A great many expat journalists in exotic places will recognize something of their own lives, not to mention their own selves, in Rowan Somerville’s first novel “The End of Sleep.
The central character is an Irishman named Fin, who arrived in Cairo a few years back with a white linen suit and pretensions to journalistic greatness.
Having obtained a job on a very minor English-language newspaper, he then began to drift, to drink and to lose all interest in his original mission.
By the time the readers catch up with him in chapter one, the only subject he has any enthusiasm for writing about is food, specifically kebabs.
Fin’s sacking from the newspaper after a drink-fuelled incident downtown leaves him dangling in a professional and existential void. This he attempts to fill by catching up with a rather annoying acquaintance named Farouk, who leads him on a wild goose chase involving buried treasure, confused identities, abduction and a rather nasty dip in the Nile.
His motivation for acquiescing in this goose chase forms a central theme.
Held in a vice-like fear that his life has no particular meaning, and that he has no particular worth, he becomes obsessed with obtaining a scoop, the story of buried treasure that will renew his sense of professional purpose and make his boss sorry for letting him go.
While the tale reads something like a fast-paced detective novel, Somerville’s style is suffused with dry wit and peppered with humorous analogies. His humor is aided by the color and contradictions of the setting, Cairo, with its manic taxi drivers, ramshackle construction and the tendency of passersby to lend their services in the resolution of disagreements between strangers.

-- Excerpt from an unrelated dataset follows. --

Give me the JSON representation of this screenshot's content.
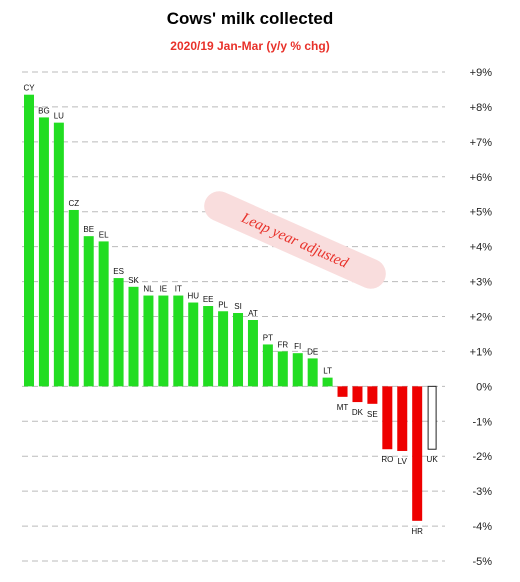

Somerville’s depiction of the city is largely by means of caricature, and some natives of Cairo may find this a little tiresome. But it is also clear that the author has a great affection for the place, as exemplified by his reverent depiction of the Ibn Tuloun mosque, which Fin stumbles across one night in a moment of dire need.
Fin loves the mosque “for its extraordinary shape and its antiquity, for the 20,000 city faithful who had worshipped under its roof in the 9th century, for the legend of the lion with blue eyes kept by Ibn Tuloun’s son as he passed the days floating on a cork mattress in an artificial lake filled with mercury, for the great Ottoman emir who had ridden his horse up the spiral stairs and leapt off the summit into paradise.
Among the most prominent caricatures is that of Farouk, a resident of a village on the outskirts of Cairo, who lives in a world of absolutes, certain of his rightness on every subject under the sun.
While his arguments have the merit of sublime linguistic skill, peppered as they are with apt proverbs; a great many of his beliefs strike the skeptical Fin as contradictory to the point of absurdity.
From time to time, Fin’s frustration boils over, such as when he challenges Farouk over the practice of sacrificing rabbits in order to cure the “evil eye that has cursed his car, a practice that Farouk claims is wholly in accordance with his Muslim faith.
On another occasion, Farouk asserts that the only wood suitable for the cooking of aubergines is that of the olive tree. When Fin suggests that oak might also be nice, Farouk states that if Allah had wanted aubergines to be cooked on oak, he would have populated the desert with oak trees, which he clearly didn’t. Discussion over.
While such spats are humorous in themselves, they are also a vehicle for illustrating the cultural and interpersonal frustrations of a European abroad.
And while Egyptian readers may find such illustrations as tiring (and possibly insulting) as the caricatures of the city itself, they no doubt spring from the author’s experience as a foreign resident.
As Fin attempts to nail down the facts of his elusive scoop, Farouk evades his questions with seemingly irrelevant side-stories and endless nuggets of advice on everything from the importance of marriage to cooking to piety.
And as Fin’s frustrations mount, we begin to wonder whether there is indeed any treasure buried beneath the desert sands.
Be prepared to stay up late into the night in search of the truth, because this book is a page-turner.
“The End of Sleep by Rowan Somerville, published by Weidenfeld and Nicholson, is available at Diwan for LE 143.